Ambassador to the humans
#2
You can't directly test that there is no difference. What you can test is that that the difference is less than some threshold - which is known as equivalence testing (I believe). So you set some threshold that represents the smallest difference you or anybody would care about - such that if there difference was smaller than that everybody would say that for all practical purposes the values are the same. We can test that the difference is smaller than that value easily.
 

Dason

Ambassador to the humans
#4
Although I think there has been some work with Baye's factors to do what you wanted to do in the original post.
 

noetsi

No cake for spunky
#5
I wanted to clarify my confusion on this point. I thought the null of repeated measures was that there was no difference between the mean values (of whatever intervention you are testing)? Why is this not appropriate here (I am sure I will feel really **** when dason points out the reason).

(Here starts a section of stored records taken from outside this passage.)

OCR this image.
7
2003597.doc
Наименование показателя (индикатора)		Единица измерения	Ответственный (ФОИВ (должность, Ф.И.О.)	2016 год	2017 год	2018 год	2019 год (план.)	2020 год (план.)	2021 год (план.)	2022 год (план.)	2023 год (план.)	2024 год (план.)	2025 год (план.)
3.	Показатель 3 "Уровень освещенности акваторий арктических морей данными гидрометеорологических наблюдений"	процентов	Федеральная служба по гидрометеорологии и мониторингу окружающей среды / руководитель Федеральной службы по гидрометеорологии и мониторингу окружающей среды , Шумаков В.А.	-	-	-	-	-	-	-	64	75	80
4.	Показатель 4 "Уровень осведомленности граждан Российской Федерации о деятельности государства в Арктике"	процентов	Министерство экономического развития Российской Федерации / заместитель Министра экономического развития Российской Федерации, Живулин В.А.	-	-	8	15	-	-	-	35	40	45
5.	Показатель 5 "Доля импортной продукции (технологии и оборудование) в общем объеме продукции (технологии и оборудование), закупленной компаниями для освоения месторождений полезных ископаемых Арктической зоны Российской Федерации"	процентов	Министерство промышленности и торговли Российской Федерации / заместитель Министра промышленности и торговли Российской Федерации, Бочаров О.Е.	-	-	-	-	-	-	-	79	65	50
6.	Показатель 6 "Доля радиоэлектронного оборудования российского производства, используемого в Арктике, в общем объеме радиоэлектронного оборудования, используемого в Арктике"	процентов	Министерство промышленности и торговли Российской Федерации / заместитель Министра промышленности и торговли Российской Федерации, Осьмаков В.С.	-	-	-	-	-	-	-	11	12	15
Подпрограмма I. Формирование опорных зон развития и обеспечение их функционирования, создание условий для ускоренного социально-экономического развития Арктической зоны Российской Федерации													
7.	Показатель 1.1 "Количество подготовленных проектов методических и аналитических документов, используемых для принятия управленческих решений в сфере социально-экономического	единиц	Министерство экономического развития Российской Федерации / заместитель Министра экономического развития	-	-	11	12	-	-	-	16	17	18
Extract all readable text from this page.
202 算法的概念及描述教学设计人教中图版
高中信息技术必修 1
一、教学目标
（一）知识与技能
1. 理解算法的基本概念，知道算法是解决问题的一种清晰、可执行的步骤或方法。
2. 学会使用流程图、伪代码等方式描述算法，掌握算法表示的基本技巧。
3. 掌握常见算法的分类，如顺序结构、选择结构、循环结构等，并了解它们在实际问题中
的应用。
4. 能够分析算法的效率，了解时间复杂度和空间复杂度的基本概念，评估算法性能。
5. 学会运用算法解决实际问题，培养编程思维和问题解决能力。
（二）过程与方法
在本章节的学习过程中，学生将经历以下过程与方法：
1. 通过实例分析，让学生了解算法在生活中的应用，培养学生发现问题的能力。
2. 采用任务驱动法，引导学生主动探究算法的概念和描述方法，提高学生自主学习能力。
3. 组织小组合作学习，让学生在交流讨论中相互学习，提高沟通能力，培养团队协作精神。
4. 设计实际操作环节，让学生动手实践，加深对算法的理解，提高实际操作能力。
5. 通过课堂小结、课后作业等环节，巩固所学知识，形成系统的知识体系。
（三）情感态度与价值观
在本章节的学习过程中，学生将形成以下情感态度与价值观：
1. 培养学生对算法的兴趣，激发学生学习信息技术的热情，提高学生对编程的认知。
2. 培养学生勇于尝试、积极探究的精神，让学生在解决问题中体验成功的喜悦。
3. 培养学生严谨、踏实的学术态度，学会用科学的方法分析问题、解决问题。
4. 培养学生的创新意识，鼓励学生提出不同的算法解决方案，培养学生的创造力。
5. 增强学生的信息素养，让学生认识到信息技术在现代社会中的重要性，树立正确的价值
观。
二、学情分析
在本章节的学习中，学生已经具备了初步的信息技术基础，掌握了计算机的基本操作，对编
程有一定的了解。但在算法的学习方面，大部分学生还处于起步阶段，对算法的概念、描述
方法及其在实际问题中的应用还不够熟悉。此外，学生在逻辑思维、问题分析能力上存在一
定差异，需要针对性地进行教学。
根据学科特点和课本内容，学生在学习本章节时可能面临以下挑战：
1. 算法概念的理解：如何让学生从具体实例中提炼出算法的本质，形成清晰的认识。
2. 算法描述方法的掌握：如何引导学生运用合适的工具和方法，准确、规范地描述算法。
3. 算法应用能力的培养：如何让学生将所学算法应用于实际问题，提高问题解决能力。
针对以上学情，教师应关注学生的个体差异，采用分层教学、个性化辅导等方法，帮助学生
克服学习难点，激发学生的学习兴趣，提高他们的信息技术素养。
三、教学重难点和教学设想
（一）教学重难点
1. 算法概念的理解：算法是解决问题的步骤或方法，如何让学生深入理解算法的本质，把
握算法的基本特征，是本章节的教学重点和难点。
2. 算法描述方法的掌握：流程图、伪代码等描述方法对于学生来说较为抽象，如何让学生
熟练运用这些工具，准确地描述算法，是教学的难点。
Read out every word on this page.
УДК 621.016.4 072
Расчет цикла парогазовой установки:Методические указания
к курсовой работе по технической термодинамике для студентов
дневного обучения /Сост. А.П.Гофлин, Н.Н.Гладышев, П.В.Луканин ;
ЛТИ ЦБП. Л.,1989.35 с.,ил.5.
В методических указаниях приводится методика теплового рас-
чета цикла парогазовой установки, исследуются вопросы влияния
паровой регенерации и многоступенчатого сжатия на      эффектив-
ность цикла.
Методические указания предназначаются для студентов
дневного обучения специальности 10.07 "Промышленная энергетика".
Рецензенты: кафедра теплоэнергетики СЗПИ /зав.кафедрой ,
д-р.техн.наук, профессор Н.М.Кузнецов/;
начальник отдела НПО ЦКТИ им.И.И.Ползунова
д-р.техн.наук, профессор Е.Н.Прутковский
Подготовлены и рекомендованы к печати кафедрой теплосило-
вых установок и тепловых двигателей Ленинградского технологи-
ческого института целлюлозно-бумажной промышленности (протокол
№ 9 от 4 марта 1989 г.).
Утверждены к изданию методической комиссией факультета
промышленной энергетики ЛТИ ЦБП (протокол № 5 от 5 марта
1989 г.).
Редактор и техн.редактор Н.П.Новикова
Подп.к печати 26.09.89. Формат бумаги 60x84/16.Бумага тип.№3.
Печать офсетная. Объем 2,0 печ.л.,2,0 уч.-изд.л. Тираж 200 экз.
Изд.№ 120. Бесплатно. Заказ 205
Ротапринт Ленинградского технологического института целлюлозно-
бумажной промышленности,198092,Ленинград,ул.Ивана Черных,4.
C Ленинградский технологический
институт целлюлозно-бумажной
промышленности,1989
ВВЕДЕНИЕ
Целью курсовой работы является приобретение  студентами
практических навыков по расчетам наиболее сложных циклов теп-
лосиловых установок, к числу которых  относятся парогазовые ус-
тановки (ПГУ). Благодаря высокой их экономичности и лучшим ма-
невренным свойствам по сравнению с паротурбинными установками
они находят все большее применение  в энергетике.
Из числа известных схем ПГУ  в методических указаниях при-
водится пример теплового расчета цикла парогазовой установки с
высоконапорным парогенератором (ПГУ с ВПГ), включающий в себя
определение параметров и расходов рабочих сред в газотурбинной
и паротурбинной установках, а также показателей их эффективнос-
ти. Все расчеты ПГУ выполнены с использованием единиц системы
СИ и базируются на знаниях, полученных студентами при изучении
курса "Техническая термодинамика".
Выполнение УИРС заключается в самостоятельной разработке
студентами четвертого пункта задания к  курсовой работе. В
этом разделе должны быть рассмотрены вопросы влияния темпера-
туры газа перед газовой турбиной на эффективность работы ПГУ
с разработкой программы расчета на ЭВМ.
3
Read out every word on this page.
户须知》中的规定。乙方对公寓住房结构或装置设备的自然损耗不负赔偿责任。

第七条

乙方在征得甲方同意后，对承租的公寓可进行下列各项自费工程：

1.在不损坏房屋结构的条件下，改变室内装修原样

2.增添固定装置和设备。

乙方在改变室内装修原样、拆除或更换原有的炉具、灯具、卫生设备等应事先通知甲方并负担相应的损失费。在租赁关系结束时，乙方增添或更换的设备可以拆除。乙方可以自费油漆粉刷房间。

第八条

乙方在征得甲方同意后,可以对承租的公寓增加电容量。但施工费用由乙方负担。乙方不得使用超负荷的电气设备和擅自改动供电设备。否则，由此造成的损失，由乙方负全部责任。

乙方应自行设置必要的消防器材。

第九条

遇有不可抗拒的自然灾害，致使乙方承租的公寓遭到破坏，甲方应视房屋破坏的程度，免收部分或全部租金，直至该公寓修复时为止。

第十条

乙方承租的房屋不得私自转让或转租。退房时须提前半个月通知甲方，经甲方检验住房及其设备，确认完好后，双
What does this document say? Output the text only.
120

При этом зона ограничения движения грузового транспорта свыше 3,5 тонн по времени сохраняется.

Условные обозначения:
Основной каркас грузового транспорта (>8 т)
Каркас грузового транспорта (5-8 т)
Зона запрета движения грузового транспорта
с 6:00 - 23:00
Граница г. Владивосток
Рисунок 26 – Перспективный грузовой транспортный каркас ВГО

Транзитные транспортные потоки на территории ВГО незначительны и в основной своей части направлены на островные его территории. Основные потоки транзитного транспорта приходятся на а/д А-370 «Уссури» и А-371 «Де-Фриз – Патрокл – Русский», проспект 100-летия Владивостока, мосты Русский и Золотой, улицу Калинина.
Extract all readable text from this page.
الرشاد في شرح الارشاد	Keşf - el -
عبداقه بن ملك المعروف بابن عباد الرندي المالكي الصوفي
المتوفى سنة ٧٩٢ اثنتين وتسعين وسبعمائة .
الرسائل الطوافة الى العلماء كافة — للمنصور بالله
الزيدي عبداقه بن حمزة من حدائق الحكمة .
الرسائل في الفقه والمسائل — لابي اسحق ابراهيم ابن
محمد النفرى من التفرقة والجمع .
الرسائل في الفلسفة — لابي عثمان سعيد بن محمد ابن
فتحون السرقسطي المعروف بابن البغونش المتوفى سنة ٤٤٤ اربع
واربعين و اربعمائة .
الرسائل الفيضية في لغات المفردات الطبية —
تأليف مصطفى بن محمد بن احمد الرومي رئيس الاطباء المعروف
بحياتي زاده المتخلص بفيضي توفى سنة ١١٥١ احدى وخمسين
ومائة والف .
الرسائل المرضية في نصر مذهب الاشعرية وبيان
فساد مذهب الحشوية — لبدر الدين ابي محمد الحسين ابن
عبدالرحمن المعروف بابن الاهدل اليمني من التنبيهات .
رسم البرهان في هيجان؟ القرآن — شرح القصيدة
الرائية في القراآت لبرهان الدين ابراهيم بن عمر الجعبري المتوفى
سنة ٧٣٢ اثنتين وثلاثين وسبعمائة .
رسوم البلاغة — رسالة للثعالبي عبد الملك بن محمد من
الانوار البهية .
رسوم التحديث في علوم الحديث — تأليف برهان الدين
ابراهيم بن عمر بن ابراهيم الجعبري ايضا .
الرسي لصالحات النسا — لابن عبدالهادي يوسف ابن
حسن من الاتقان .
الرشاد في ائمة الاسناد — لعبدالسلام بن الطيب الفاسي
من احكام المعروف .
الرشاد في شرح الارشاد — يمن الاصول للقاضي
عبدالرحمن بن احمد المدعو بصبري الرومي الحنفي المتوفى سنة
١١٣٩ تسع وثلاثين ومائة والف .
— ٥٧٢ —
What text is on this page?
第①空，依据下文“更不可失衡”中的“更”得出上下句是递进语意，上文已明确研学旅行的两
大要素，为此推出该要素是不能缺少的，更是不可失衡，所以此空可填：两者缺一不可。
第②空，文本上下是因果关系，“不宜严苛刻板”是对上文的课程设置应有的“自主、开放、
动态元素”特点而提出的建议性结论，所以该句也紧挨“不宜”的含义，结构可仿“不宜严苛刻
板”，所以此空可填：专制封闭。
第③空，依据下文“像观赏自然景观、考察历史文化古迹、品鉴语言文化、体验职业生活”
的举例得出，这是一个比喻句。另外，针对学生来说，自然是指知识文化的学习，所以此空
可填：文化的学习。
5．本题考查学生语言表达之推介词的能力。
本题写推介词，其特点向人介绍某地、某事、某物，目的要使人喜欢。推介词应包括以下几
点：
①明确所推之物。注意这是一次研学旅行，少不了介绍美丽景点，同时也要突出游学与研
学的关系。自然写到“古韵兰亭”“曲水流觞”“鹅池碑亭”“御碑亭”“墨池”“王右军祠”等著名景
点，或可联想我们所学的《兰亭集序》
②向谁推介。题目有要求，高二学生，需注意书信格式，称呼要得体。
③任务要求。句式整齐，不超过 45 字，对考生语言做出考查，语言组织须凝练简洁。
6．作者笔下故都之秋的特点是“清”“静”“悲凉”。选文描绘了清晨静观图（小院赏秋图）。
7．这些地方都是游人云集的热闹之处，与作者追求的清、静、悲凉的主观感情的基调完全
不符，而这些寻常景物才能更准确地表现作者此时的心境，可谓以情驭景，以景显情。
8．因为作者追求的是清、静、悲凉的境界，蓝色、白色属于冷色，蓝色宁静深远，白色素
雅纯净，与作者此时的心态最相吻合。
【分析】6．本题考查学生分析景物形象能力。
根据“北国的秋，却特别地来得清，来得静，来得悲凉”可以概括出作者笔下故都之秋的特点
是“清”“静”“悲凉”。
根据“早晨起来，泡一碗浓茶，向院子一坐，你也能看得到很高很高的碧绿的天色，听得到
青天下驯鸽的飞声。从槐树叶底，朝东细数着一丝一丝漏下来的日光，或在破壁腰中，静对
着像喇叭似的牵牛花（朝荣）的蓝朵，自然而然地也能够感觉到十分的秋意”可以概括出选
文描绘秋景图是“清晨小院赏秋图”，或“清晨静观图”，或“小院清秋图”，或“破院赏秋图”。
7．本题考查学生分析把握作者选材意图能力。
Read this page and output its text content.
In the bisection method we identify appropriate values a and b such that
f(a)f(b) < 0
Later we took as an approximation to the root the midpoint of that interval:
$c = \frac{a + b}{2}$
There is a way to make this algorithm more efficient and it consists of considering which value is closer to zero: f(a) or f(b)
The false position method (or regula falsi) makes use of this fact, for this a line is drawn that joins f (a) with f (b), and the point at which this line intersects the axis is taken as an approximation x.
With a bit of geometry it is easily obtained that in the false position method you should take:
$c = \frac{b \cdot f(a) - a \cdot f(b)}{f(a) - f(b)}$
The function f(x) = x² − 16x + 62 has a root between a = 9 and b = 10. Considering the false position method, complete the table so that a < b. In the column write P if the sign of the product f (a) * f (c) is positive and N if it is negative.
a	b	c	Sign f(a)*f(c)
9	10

Not that I doubt it is true. I just want to figure out what my misunderstanding of repeated measure ANOVA is here.
 

Dason

Ambassador to the humans
#6
The thing trinker was asking about was reversing the hypothesis. Instead of trying to prove that there is a different he wants to prove that there is no difference.
 

trinker

ggplot2orBust
#7
This has to be fairly common in clinical trials. say for instance you have a generic drug you want to show works equally as well ass the leading brand. But yes dason is precisely correct. I just happent to be doing a repeated emasures design, the problem however is with the reverse hypothsis.